When we were a child back in the Cretaceous, our parents used to sneak us into revivals of the Sean Connery Bond flicks while disdaining the Roger Moore editions that were showing at the time. Spectre reminds us of the Connery movies, minus the fashionable lechery of the time, which is alluded to when a white cat jumps onto Craig’s knees and he says, “Pussy”. Moviegoers expecting the nonstop kinetics of the Bourne-Mission Impossible school will be disappointed—director Sam Mendes likes the movie to breathe between the action scenes, though at nearly two and a half hours that’s too much breathing time. Also, Mendes is so respectful of human life that whenever Bond kills a bad guy we’re not allowed to cheer. We’re supposed to feel guilty. Ayyy political correctness.

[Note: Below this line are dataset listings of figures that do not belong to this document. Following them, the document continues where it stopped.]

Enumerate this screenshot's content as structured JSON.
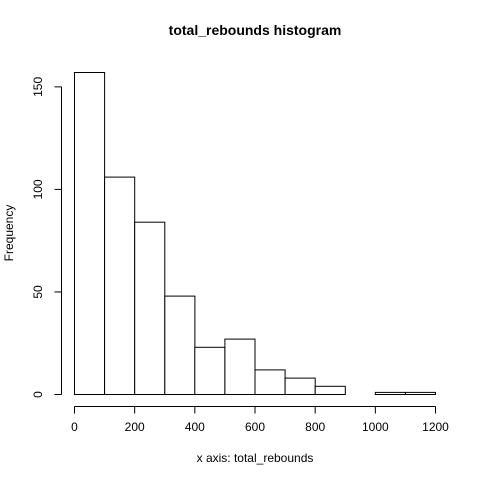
{
  "chart_data": {
    "type": "bar",
    "title": "total_rebounds histogram",
    "xlabel": "x axis: total_rebounds",
    "ylabel": "Frequency",
    "bins": [
      {
        "start": 0,
        "end": 100,
        "count": 157
      },
      {
        "start": 100,
        "end": 200,
        "count": 106
      },
      {
        "start": 200,
        "end": 300,
        "count": 84
      },
      {
        "start": 300,
        "end": 400,
        "count": 48
      },
      {
        "start": 400,
        "end": 500,
        "count": 23
      },
      {
        "start": 500,
        "end": 600,
        "count": 27
      },
      {
        "start": 600,
        "end": 700,
        "count": 12
      },
      {
        "start": 700,
        "end": 800,
        "count": 8
      },
      {
        "start": 800,
        "end": 900,
        "count": 4
      },
      {
        "start": 900,
        "end": 1000,
        "count": 0
      },
      {
        "start": 1000,
        "end": 1100,
        "count": 1
      },
      {
        "start": 1100,
        "end": 1200,
        "count": 1
      }
    ],
    "xticks": [
      "0",
      "200",
      "400",
      "600",
      "800",
      "1000",
      "1200"
    ],
    "yticks": [
      "0",
      "50",
      "100",
      "150"
    ],
    "xlim": [
      0,
      1200
    ],
    "ylim": [
      0,
      157
    ],
    "grid": false,
    "legend": "none"
  }
}
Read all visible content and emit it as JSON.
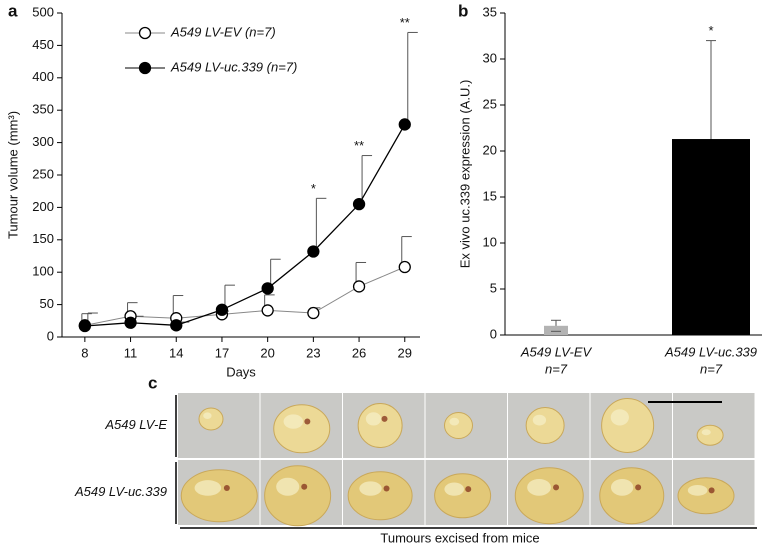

Written by Penny Dreadful showrunner John Logan and others, Spectre is about the impending obsolescence of the Double-00 intelligence program in favour of surveillance technology. The new head of MI6 is played by Andrew Scott a.k.a. Moriarty on BBC’s Sherlock, so the mere casting is a spoiler. Ralph Fiennes returns as M (the new Judi), Naomie Harris as Ms Moneypenny (Give her a spinoff), Ben Whishaw as Q, and Rory Kinnear (Frankenstein’s Monster in Penny Dreadful) as another guy whose name we didn’t catch. Fiennes, Whishaw and Kinnear are three of the finest Shakespearean actors of the day (See Whishaw and Kinnear in The Hollow Crown as Richard II and the future Henry IV), so maybe Daniel Craig should consider that as Bond he gets to be supported by these wonderful actors who are probably happy to have the parts. Also, what is the point of casting Monica Bellucci if she gets just five minutes of screen time? The snows of Altausee get more screen time (We’ve actually been to Altausee, obviously not skiing, en route to the picturesque town of Gmunden to see the toilet museum).
Christoph Waltz, also with a very good tailor, is the arch-villain who turns out to be another classic Bond villain. With a white cat, so you know who the arch-villain’s boss is.